Comfort died in the year 2000, so I couldn't report on him in the usual way; instead, I had to resort to the methods of a biographer. I interviewed his son at length - and here I should thank Nick Comfort for graciously opening up his life to me. I also tracked down many others who'd known Alex Comfort, and read through dozens of books and clippings. In the end, I became fascinated by Comfort's decline rather than his rise - his final ten years trapped in a paralyzed body. That was the kind of plot twist beyond my powers of invention.

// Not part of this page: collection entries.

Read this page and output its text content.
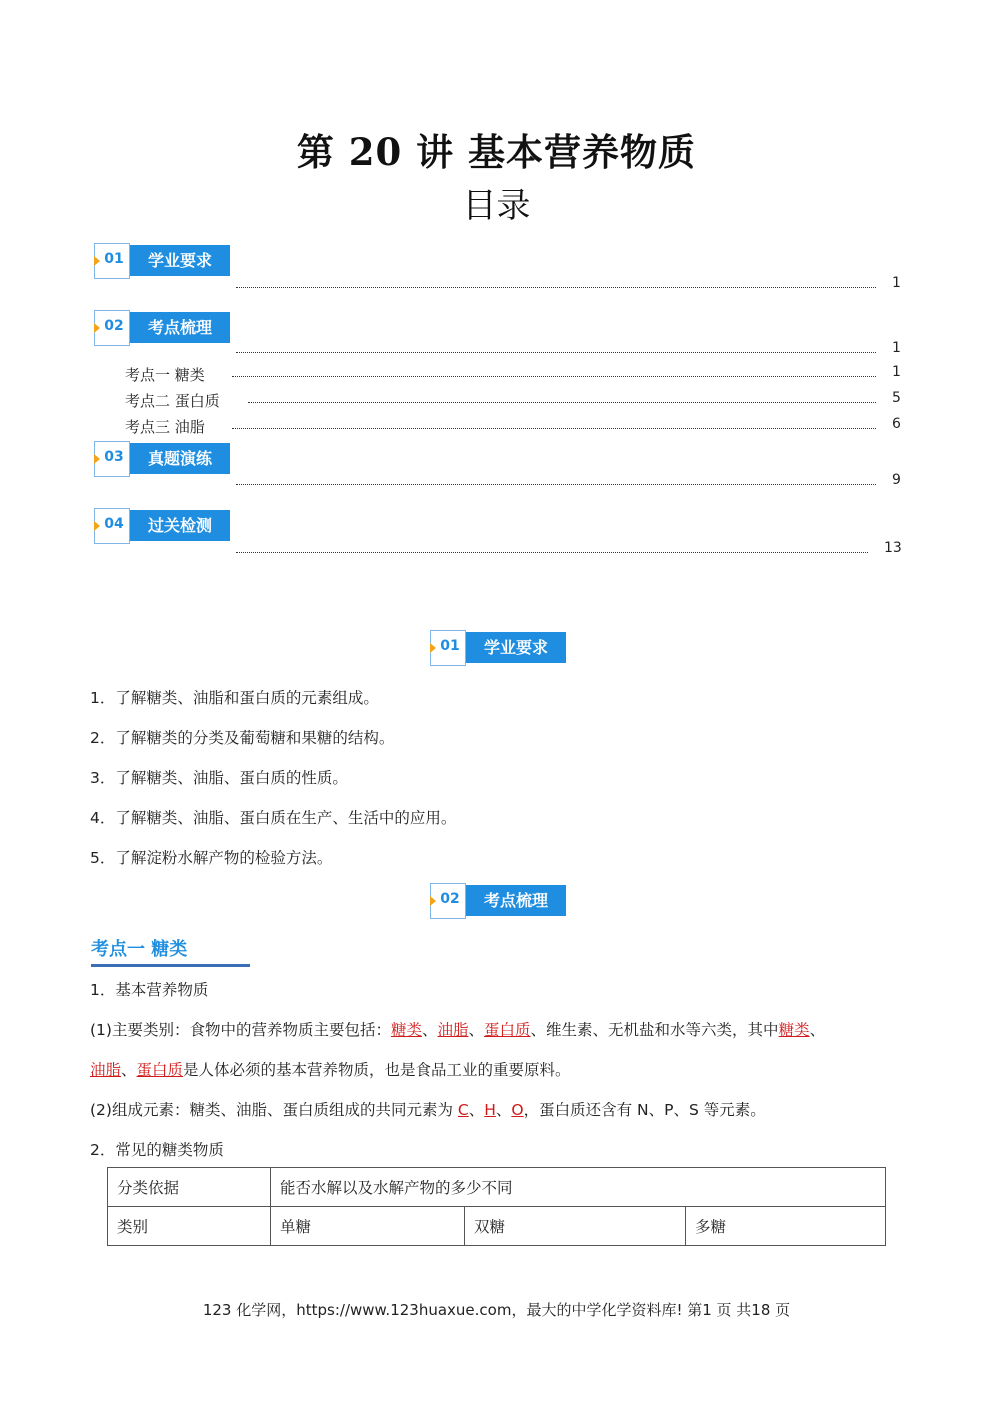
第 20 讲 基本营养物质
目录
01	学业要求
1
02	考点梳理
1
考点一 糖类	1
考点二 蛋白质	5
考点三 油脂	6
03	真题演练
9
04	过关检测
13
01	学业要求
1．了解糖类、油脂和蛋白质的元素组成。
2．了解糖类的分类及葡萄糖和果糖的结构。
3．了解糖类、油脂、蛋白质的性质。
4．了解糖类、油脂、蛋白质在生产、生活中的应用。
5．了解淀粉水解产物的检验方法。
02	考点梳理
考点一 糖类
1．基本营养物质
(1)主要类别：食物中的营养物质主要包括：糖类、油脂、蛋白质、维生素、无机盐和水等六类，其中糖类、
油脂、蛋白质是人体必须的基本营养物质，也是食品工业的重要原料。
(2)组成元素：糖类、油脂、蛋白质组成的共同元素为 C、H、O，蛋白质还含有 N、P、S 等元素。
2．常见的糖类物质
分类依据	能否水解以及水解产物的多少不同		
类别	单糖	双糖	多糖
123 化学网，https://www.123huaxue.com，最大的中学化学资料库! 第1 页 共18 页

As I trailed after my subjects, I was continually amazed by the lines of dialogue that they dropped - their speech so much more poetic than anything I could have made up. And I was awed, too, by the sheer creativity that goes into being human: the anecdotes people think up to explain themselves, their rituals, their plots, their costumes.
In most of the stories collected here, I have tried to open up a doorway between the ordinary and the fantastic. My method was to hang onto the coattails of exceptional people and let them zoom me through magic doorways, into strange new realm: America as it exists all around us. America, the real.